Educators need to so they can create the correct environment for the children. As parents, your biggest job is to pay attention to your child. It’s an important RIE (Resources for Infant Educarers) principle that you need to observe your child but not necessarily intervene. I don’t need to know the technical term for solitary play, what level they’re at, what they need or what they’re not telling me – we need to stop complicating everything. Parents forget that every child is different, and that the cookie cutter approach doesn’t work on everyone.
Any tips for parents who are struggling to be involved in their child-driven play?

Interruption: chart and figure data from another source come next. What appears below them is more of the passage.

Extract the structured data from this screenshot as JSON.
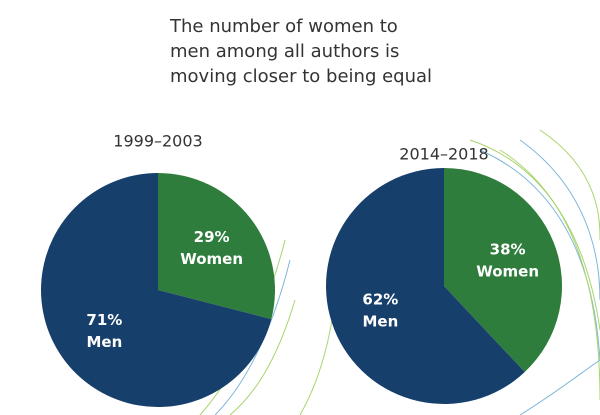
{
  "title": "The number of women to men among all authors is moving closer to being equal",
  "chart_data": [
    {
      "type": "pie",
      "title": "1999–2003",
      "categories": [
        "Women",
        "Men"
      ],
      "values": [
        29,
        71
      ],
      "value_labels": [
        "29%",
        "71%"
      ],
      "colors": [
        "#2f7d3c",
        "#173f6b"
      ]
    },
    {
      "type": "pie",
      "title": "2014–2018",
      "categories": [
        "Women",
        "Men"
      ],
      "values": [
        38,
        62
      ],
      "value_labels": [
        "38%",
        "62%"
      ],
      "colors": [
        "#2f7d3c",
        "#173f6b"
      ]
    }
  ]
}
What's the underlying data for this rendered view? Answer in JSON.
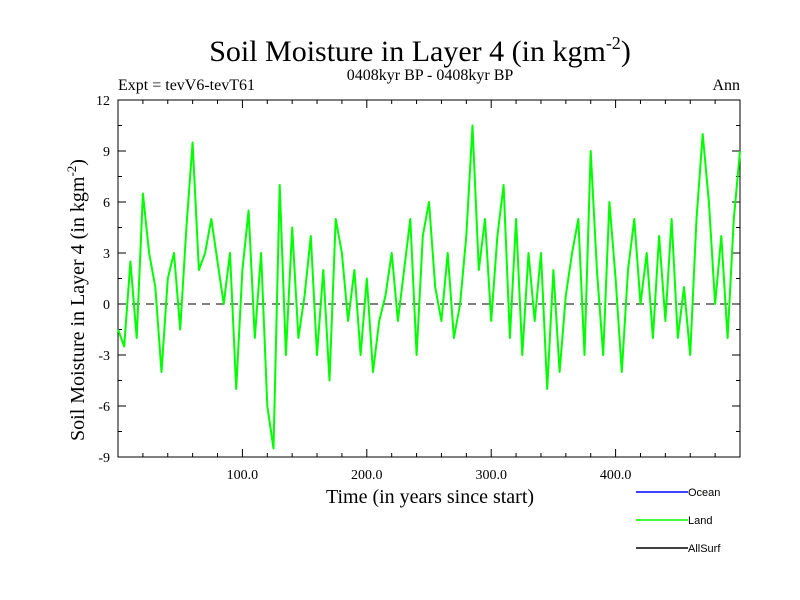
{
  "chart_data": {
    "type": "line",
    "title": "Soil Moisture in Layer 4 (in kgm",
    "title_sup": "-2",
    "title_end": ")",
    "subtitle_left": "Expt = tevV6-tevT61",
    "subtitle_center": "0408kyr BP - 0408kyr BP",
    "subtitle_right": "Ann",
    "xlabel": "Time (in years since start)",
    "ylabel": "Soil Moisture in Layer 4 (in kgm",
    "ylabel_sup": "-2",
    "ylabel_end": ")",
    "xlim": [
      0,
      500
    ],
    "ylim": [
      -9,
      12
    ],
    "xticks": [
      100,
      200,
      300,
      400
    ],
    "xtick_labels": [
      "100.0",
      "200.0",
      "300.0",
      "400.0"
    ],
    "yticks": [
      -9,
      -6,
      -3,
      0,
      3,
      6,
      9,
      12
    ],
    "ytick_labels": [
      "-9",
      "-6",
      "-3",
      "0",
      "3",
      "6",
      "9",
      "12"
    ],
    "zero_line": true,
    "legend": {
      "placement": "bottom-right",
      "entries": [
        {
          "name": "Ocean",
          "color": "#0000ff"
        },
        {
          "name": "Land",
          "color": "#00ff00"
        },
        {
          "name": "AllSurf",
          "color": "#000000"
        }
      ]
    },
    "series": [
      {
        "name": "Land",
        "color": "#00ff00",
        "x": [
          0,
          5,
          10,
          15,
          20,
          25,
          30,
          35,
          40,
          45,
          50,
          55,
          60,
          65,
          70,
          75,
          80,
          85,
          90,
          95,
          100,
          105,
          110,
          115,
          120,
          125,
          130,
          135,
          140,
          145,
          150,
          155,
          160,
          165,
          170,
          175,
          180,
          185,
          190,
          195,
          200,
          205,
          210,
          215,
          220,
          225,
          230,
          235,
          240,
          245,
          250,
          255,
          260,
          265,
          270,
          275,
          280,
          285,
          290,
          295,
          300,
          305,
          310,
          315,
          320,
          325,
          330,
          335,
          340,
          345,
          350,
          355,
          360,
          365,
          370,
          375,
          380,
          385,
          390,
          395,
          400,
          405,
          410,
          415,
          420,
          425,
          430,
          435,
          440,
          445,
          450,
          455,
          460,
          465,
          470,
          475,
          480,
          485,
          490,
          495,
          500
        ],
        "y": [
          -1.5,
          -2.5,
          2.5,
          -2,
          6.5,
          3,
          1,
          -4,
          1.5,
          3,
          -1.5,
          4.5,
          9.5,
          2,
          3,
          5,
          2.5,
          0,
          3,
          -5,
          2,
          5.5,
          -2,
          3,
          -6,
          -8.5,
          7,
          -3,
          4.5,
          -2,
          0.5,
          4,
          -3,
          2,
          -4.5,
          5,
          3,
          -1,
          2,
          -3,
          1.5,
          -4,
          -1,
          0.5,
          3,
          -1,
          2,
          5,
          -3,
          4,
          6,
          1,
          -1,
          3,
          -2,
          0,
          4,
          10.5,
          2,
          5,
          -1,
          4,
          7,
          -2,
          5,
          -3,
          3,
          -1,
          3,
          -5,
          2,
          -4,
          0.5,
          3,
          5,
          -3,
          9,
          2,
          -3,
          6,
          1.5,
          -4,
          2,
          5,
          0,
          3,
          -2,
          4,
          -1,
          5,
          -2,
          1,
          -3,
          5,
          10,
          6,
          0,
          4,
          -2,
          5,
          9
        ]
      }
    ]
  }
}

The principles of Respectful Parenting are no shaming, no bribing, no guilting, no punishing and no hitting. I break it down and give parents the tools to enhance their relationship with their children. One of the tools I talk about in my class is self-care – you cannot pour from an empty cup when you aren’t taking care of yourself first.
Many parents offer toys and teach life lessons based on gender. Should they do this?
I don’t agree with this and I teach my own daughter to be gender neutral. I think that different people learn differently, and it’s important to observe your child and see what’s best for them. Everybody has different layers, e.g. extroverted, introverted. We cannot and must not fit every child in one box.